The Wayback Machine, Friend or Foe?
ShaunC asks: "As the webmaster of numerous sites, I'm curious how others feel about the Wayback Machine. What particularly interests me is the fact that the Machine is a relatively new animal, yet it contains snapshots from my sites dating back to 1998. I can't help but wonder: where did they get such old copies of my websites, and who gave them permission to make those copies? I certainly didn't provide either. Perhaps I'm too much of a purist, but I've always seen the internet as an ever-changing medium, not a permanent one. Archives have bothered me ever since the fledgling days of DejaNews." This site last made an appearance on Slashdot, earlier this year. Internet archival sites are right smack in the crosshairs
of copyright, but they are useful. Anyone who has ever used Google's cache (and there are plenty of those links on Slashdot) can attest to this. Of course, the issue that may bug many content providers is how to opt-out of such services, since some see it as a copyright violation. Is it possible to balance the issues of copyright and history, or will these two Internet resources find themselves in legal trouble in the future?
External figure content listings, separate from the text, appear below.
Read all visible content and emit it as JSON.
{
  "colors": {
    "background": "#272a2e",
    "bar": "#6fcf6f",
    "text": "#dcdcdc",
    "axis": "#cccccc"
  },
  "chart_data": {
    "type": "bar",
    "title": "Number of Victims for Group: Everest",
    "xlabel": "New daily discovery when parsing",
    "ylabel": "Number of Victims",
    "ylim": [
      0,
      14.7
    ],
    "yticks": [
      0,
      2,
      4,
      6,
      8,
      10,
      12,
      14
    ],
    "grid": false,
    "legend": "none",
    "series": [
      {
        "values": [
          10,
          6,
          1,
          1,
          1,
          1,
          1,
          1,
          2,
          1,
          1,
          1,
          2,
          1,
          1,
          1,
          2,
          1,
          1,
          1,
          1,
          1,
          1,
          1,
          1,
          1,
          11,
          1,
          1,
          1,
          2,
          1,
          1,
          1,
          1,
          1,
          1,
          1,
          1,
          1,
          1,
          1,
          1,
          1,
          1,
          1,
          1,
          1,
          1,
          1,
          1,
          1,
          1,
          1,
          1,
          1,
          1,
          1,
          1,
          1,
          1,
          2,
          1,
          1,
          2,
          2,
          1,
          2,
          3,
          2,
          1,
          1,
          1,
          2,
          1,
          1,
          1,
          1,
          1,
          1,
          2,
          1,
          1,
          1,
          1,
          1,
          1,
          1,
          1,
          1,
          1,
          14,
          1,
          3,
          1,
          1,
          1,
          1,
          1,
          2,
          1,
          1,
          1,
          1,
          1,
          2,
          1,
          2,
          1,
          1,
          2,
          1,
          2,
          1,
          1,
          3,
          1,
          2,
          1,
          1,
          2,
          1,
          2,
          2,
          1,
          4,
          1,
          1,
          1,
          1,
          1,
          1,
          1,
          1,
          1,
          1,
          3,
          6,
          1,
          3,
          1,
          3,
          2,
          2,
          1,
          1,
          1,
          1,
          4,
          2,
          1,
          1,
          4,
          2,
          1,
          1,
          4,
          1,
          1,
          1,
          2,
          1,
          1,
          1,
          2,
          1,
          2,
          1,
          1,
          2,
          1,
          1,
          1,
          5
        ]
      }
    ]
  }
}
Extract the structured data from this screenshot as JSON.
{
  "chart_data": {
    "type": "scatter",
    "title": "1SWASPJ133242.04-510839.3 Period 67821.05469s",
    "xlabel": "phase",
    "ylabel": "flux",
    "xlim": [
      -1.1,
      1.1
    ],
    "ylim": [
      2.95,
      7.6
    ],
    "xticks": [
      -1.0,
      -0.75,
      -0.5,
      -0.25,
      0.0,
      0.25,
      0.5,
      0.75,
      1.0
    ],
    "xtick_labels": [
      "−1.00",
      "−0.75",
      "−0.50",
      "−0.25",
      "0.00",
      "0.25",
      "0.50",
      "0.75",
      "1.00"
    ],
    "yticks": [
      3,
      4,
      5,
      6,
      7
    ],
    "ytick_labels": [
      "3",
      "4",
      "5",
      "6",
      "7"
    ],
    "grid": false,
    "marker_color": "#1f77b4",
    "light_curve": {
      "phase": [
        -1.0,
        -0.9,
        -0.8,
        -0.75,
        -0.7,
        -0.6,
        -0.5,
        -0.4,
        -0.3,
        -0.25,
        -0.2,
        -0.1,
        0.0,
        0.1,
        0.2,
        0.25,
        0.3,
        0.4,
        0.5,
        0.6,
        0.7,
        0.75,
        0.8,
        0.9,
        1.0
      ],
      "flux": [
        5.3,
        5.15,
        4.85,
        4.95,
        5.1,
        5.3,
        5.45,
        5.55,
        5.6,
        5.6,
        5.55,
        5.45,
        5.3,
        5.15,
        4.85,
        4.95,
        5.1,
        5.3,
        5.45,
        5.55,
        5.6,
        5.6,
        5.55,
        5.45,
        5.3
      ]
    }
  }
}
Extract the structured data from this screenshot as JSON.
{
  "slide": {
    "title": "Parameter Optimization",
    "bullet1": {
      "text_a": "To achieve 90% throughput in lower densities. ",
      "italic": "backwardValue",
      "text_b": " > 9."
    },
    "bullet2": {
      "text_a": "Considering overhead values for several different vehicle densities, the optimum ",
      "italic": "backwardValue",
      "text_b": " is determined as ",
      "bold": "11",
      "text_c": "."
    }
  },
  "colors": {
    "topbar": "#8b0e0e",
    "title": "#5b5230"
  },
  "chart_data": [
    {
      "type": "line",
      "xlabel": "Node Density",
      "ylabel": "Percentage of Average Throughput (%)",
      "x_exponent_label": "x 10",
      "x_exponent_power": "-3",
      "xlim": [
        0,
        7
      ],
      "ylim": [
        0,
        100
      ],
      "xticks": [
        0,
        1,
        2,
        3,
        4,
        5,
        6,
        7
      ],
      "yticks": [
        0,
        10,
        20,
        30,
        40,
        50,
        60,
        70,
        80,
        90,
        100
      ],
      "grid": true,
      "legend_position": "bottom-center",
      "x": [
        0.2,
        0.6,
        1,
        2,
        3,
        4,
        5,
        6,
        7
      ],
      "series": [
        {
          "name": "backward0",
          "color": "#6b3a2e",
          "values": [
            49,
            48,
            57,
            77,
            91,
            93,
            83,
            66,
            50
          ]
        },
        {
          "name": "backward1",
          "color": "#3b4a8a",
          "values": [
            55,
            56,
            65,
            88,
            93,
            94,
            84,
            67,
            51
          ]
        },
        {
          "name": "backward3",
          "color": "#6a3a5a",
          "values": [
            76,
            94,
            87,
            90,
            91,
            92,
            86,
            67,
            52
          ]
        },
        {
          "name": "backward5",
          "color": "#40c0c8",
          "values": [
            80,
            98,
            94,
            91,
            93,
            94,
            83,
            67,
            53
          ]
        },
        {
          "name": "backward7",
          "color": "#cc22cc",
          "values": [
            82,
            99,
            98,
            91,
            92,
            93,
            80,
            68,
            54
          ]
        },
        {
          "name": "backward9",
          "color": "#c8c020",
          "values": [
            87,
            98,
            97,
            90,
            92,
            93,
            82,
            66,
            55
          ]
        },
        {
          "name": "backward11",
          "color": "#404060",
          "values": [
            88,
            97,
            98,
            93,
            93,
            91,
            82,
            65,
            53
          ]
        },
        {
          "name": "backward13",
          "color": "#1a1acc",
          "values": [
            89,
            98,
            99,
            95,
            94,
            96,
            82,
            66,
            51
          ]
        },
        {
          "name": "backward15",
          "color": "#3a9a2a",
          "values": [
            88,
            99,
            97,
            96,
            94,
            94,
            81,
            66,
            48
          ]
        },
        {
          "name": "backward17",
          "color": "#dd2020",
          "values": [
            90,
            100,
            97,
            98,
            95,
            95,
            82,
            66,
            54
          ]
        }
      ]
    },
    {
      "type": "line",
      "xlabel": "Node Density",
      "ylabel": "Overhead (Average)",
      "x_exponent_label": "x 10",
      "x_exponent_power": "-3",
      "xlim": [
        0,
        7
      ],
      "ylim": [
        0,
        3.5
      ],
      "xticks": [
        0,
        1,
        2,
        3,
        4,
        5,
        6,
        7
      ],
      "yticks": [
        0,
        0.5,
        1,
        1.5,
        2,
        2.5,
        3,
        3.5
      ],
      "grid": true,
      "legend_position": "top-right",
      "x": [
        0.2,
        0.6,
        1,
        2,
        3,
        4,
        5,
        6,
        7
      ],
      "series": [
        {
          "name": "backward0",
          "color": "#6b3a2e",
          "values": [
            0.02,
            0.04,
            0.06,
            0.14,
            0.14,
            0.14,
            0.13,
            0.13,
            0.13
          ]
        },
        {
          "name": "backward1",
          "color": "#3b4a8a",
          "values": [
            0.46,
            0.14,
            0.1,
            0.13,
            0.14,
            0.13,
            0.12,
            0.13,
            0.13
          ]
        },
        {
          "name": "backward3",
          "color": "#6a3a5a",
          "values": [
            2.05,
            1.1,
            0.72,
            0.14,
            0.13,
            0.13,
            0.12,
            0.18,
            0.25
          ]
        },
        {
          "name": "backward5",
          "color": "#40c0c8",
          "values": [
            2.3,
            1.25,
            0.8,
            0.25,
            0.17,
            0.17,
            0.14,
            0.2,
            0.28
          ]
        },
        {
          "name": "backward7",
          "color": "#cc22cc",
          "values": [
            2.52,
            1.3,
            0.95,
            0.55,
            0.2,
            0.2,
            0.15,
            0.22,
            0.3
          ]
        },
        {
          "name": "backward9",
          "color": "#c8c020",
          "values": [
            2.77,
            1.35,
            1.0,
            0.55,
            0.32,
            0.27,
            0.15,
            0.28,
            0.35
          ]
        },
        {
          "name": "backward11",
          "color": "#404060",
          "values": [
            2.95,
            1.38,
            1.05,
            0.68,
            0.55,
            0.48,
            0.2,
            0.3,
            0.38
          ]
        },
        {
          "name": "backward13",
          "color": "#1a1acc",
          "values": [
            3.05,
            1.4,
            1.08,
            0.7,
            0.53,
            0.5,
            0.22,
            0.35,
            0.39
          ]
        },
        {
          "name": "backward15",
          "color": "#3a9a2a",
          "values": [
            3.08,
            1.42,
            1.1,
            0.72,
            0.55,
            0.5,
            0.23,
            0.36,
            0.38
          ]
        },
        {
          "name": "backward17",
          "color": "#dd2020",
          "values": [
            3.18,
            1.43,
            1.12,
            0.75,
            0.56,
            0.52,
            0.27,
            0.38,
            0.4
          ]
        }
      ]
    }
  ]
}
"The way I see it, archives are much like SPAM; I never opted in, why should it be my responsibility to opt out? I manage a number of domains and the process of refining robots.txt files and submitting myself to the Wayback Machine for removal seems to be intrusive. Worse, domains I've abandoned (which have lapsed or been re-registered by someone else) are forever archived in the Machine and I have no way to exclude them. Why should I have to deliberately remove my copyrighted material from an archive which was never granted permission to replicate that material in the first place?"
I had recently placed a restricted robots.txt file on my site and when trying to access any of the past revisions, I get a message saying that the owner has restricted access to the site via robots.txt. They seem to have that aspect under control.
.... and wayback is sponsored, amongst others, by the library of congress. The archive itself a 501(c)(3) public nonprofit. See 17 U.S.C. SECTION 108(a)(3) for more information.
:)
Strange that such a complaint would appear within a group expousing that "information wants to be free."
Yes it does, and how. In fact, immediately upon reading this story, I went to the Wayback Machine and checked out my personal website archive. There it was, material dating back to 1996 ("Oh God, no, not the digging man GIF!"). I made a new robots.txt file:
/
User-agent: *
Disallow:
# BITE ME WAYBACK MACHINE
... uploaded it, went back to the Wayback Machine, and got:
Robots.txt Query Exclusion.
We're sorry, access to [site] has been blocked by the site owner via robots.txt.
Read more about robots.txt
See the site's robots.txt file.
Try another request or click here to search for all pages on [site]
So, yeah, they seem to check the site for the most current robots.txt file before they show the archive. And if the robots.txt disallows archiving the site, ALL the entries are marked unavailable, not just the current ones.
So, it's pretty easy to solve the problem of the Wayback Machine -- and probably without going balls-out with the "disallow everything everywhere" like I did.